Breakpoint is much more fun with friends, but most things are. Had I not I spent two-thirds of my 40-hour playtime with a buddy, I would’ve likely found burning through the last half much more grueling. That’s largely because friends can revive you when you’re down or can pick you up in a helicopter when you find yourself in the middle of nowhere – which is a huge relief since the annoying respawn system tends to drop you a few full kilometers from where you died or would ever choose to be. Alone, I’m mostly forced to die, respawn, fast travel to a bivouac (wilderness camp) where I can set up a camp and summon a helicopter, then fly back to the mission area to take another crack at it. It’s a few minutes of downtime between the loading screens, cutscenes, and flight time, but it’s usually quicker than hoofing it back from where I spawned. And you and your teammates can sort of fast-travel to one another, but even then it’s anybody’s guess how close to each other you’ll actually end up.

You’ll need to restart missions, or you will die, and from time to time that’s due to reasons out of your control. When particularly obnoxious bugs creep up – like when your drone loses the ability to mark targets, or the game crashes during some crucial story moment, or you fall through geometry, or an NPC you’re escorting gets stuck or dies for some reason, or a failed mission can’t be restarted – well, it’s nice to have the company of a friend to laugh through the tears. Breakpoint is loaded with bugs and glitches, many of which the community has already cataloged in various forums, speaking to the ubiquity of just how finicky this Ghost Recon entry can really be. Some of them are funny, like when the pilot of a helicopter is sitting twenty feet in front of the helicopter they’re piloting, but many of them are infuriating. Breakpoint crashed on me while I was shooting Col. Cole Walker in the face – that one was painful.

Where Do We Go From Here?

In the endgame, Breakpoint clearly puts one combat boot into the realm of games-as-a-service. But that’s a strange call because in my experience it doesn’t do any of this stuff as well as Ubi’s other Tom Clancy persistent online shooter, The Division 2.

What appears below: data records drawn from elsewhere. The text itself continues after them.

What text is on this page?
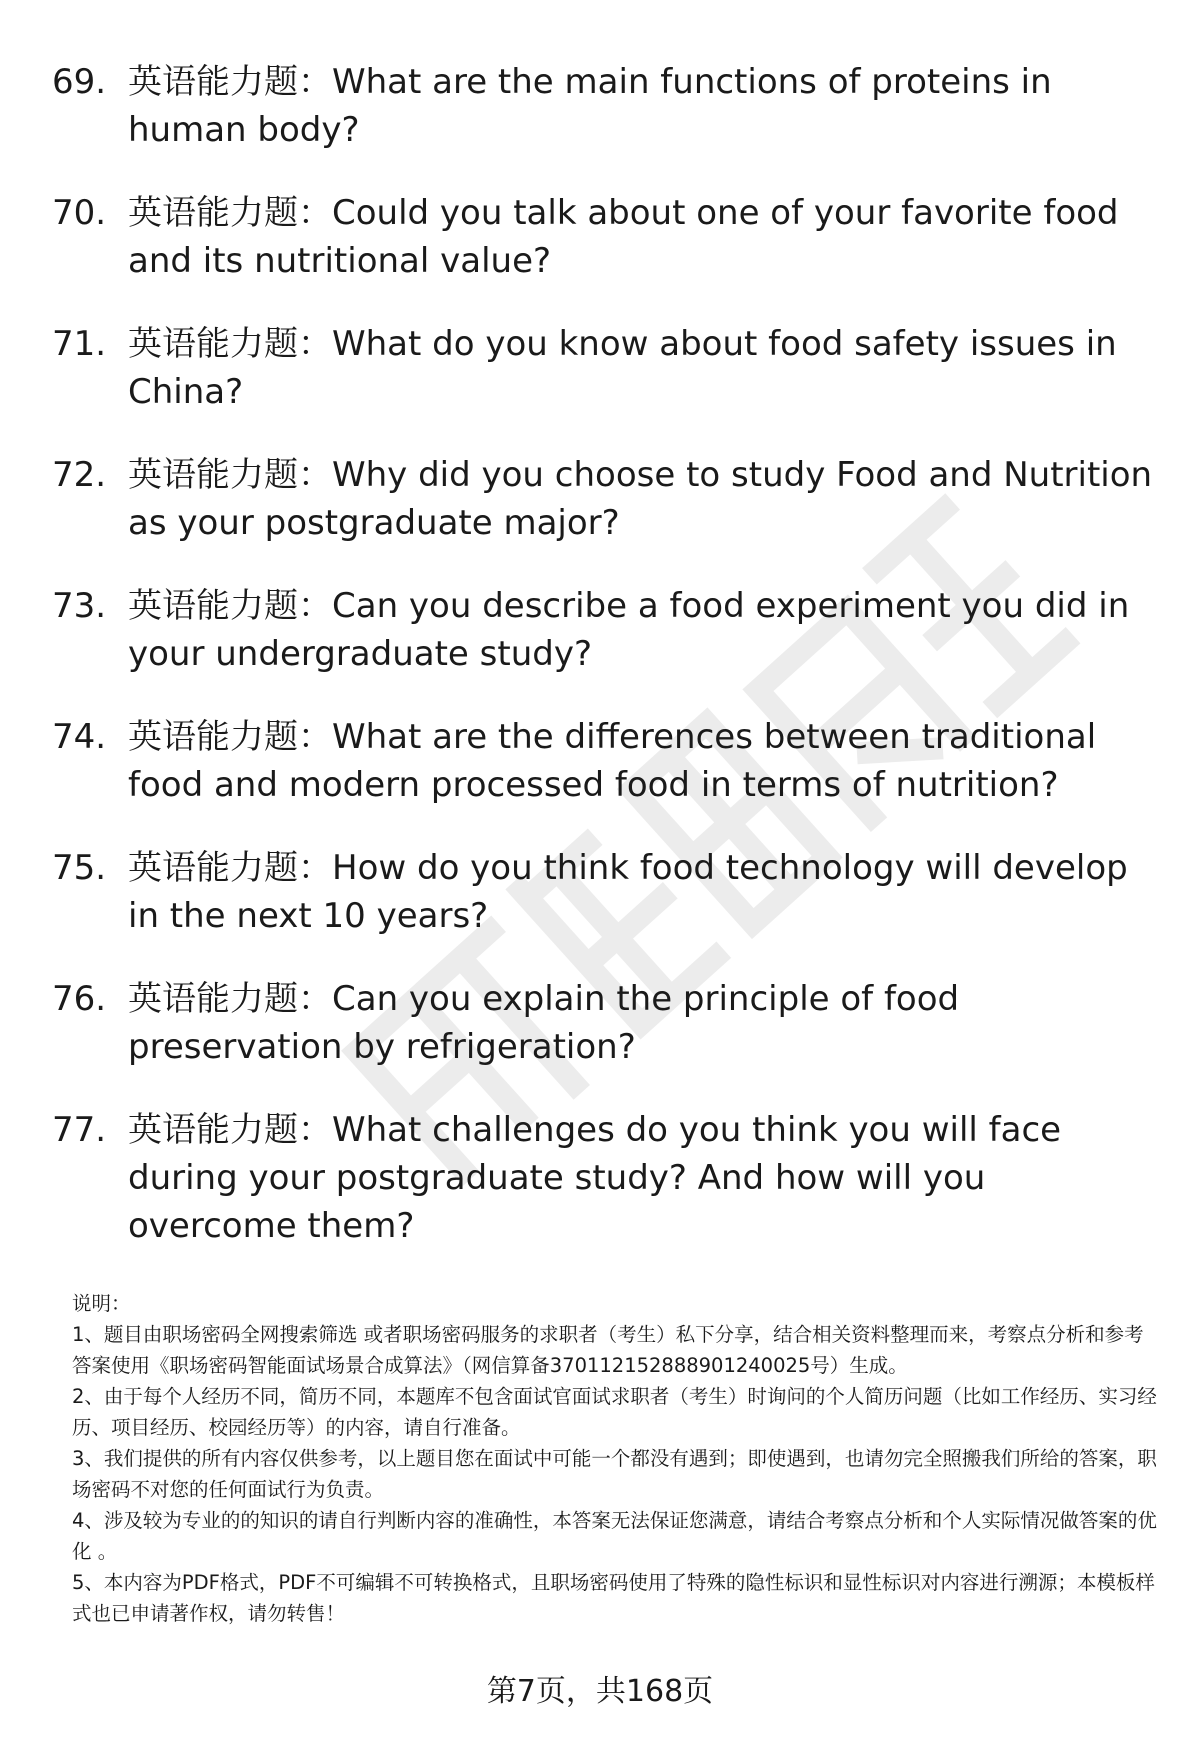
69. 英语能力题：What are the main functions of proteins in human body?
70. 英语能力题：Could you talk about one of your favorite food and its nutritional value?
71. 英语能力题：What do you know about food safety issues in China?
72. 英语能力题：Why did you choose to study Food and Nutrition as your postgraduate major?
73. 英语能力题：Can you describe a food experiment you did in your undergraduate study?
74. 英语能力题：What are the differences between traditional food and modern processed food in terms of nutrition?
75. 英语能力题：How do you think food technology will develop in the next 10 years?
76. 英语能力题：Can you explain the principle of food preservation by refrigeration?
77. 英语能力题：What challenges do you think you will face during your postgraduate study? And how will you overcome them?

说明：

1、题目由职场密码全网搜索筛选 或者职场密码服务的求职者（考生）私下分享，结合相关资料整理而来，考察点分析和参考答案使用《职场密码智能面试场景合成算法》（网信算备370112152888901240025号）生成。

2、由于每个人经历不同，简历不同，本题库不包含面试官面试求职者（考生）时询问的个人简历问题（比如工作经历、实习经历、项目经历、校园经历等）的内容，请自行准备。

3、我们提供的所有内容仅供参考，以上题目您在面试中可能一个都没有遇到；即使遇到，也请勿完全照搬我们所给的答案，职场密码不对您的任何面试行为负责。

4、涉及较为专业的的知识的请自行判断内容的准确性，本答案无法保证您满意，请结合考察点分析和个人实际情况做答案的优化 。

5、本内容为PDF格式，PDF不可编辑不可转换格式，且职场密码使用了特殊的隐性标识和显性标识对内容进行溯源；本模板样式也已申请著作权，请勿转售！

第7页，共168页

As with all games-as-service, there’s more Breakpoint content on the horizon. The raid that I heard so much about in menus and from NPCs in the player hub that pushed you to reach Gear Score 150 to experience, well, it’s not out yet. But it also peppers in a faction reward system that strangely caps your daily progress, though you can still undertake the refreshing factions quests. Is that enough of a reason to continue to play until the new story chapters and the raid come out down the road? Not in my opinion.

Lastly, there’s the totally forgettable take on the Ghost War PvP mode, where two teams of four try to kill each other or plant and defuse bombs on a handful of maps. It’s not bad, per se – especially since it’s normalized so everyone’s gear has the same lethal efficiency – but it’s uninspired and after a few rounds you’ve seen it all.